I read here that $n-p-1$ was the number of degrees of freedom I should use when doing a t-test for the significance of a regression coefficient, but I don't understand why. My understanding was that t-tests generally had $n-1$ degrees of freedom.

amoeba
  • 104,745

3 Answers3

21

You lose one degree of freedom for each estimated mean parameter. For an ordinary t-test that's 1 (the mean). For regression, each predictor costs you a degree of freedom. The extra one is for the intercept.

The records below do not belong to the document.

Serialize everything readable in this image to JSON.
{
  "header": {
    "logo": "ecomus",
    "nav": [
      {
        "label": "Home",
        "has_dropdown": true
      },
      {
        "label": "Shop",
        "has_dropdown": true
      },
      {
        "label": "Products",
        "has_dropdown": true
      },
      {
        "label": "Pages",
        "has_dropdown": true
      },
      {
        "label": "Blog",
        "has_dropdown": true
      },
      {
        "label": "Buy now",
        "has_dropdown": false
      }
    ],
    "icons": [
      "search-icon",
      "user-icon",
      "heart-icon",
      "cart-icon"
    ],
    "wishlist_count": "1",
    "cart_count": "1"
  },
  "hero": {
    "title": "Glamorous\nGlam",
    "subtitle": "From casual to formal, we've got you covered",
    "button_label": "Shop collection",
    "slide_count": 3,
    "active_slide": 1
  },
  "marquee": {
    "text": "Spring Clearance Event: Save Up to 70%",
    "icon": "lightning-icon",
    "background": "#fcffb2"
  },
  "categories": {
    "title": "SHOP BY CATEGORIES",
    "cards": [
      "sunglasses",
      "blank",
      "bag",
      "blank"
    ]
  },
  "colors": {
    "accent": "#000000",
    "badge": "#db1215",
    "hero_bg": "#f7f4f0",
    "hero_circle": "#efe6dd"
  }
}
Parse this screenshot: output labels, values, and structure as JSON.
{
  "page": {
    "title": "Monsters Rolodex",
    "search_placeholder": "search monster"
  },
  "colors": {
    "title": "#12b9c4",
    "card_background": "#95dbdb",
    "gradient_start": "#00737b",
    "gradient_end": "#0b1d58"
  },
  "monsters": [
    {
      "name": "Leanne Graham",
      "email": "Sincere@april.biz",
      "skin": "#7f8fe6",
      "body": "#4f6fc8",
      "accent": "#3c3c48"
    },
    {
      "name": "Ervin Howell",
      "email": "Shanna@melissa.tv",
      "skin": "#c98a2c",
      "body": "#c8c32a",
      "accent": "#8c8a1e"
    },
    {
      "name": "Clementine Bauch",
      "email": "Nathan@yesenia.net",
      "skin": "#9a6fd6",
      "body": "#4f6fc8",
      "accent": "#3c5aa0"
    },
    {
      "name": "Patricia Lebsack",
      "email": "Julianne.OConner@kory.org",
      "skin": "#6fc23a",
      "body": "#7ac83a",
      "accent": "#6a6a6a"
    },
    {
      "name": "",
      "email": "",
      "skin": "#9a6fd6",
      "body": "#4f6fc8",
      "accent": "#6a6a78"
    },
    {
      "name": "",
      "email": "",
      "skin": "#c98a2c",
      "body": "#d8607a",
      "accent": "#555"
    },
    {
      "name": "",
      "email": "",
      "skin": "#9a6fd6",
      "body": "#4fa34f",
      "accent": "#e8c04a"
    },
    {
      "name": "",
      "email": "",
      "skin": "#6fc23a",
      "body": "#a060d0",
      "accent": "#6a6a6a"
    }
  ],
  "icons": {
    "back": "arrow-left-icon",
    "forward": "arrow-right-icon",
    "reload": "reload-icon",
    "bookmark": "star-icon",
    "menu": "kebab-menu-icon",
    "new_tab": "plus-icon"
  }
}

More specifically, the degrees of freedom come from the denominator in the t-test, which is based on the residual sum of squares -- there are $n-p-1$ degrees of freedom in the residual sums of squares.

Glen_b
  • 282,281
  • 4
    In fact if you regress some outcome on a constant (only an intercept in the model) you get the mean, p would then be 0, and one would have n-1 degrees of freedom – Repmat Sep 28 '16 at 14:32
3

This is not true in general. The number of degrees of freedom of t-test depends on a specific model. They're talking about linear regression. So, t-test for an estimator has $n-p-1$ degrees of freedom where $p$ is number of explanatory parameters in the model.

d.k.o.
  • 244
1

Degrees of freedom is the number of independent values or quantities which can be assigned to a statistical distribution.

So in this case its n−p−1 because:

n is number of training samples. p is number of predictors. 1 is for intercept.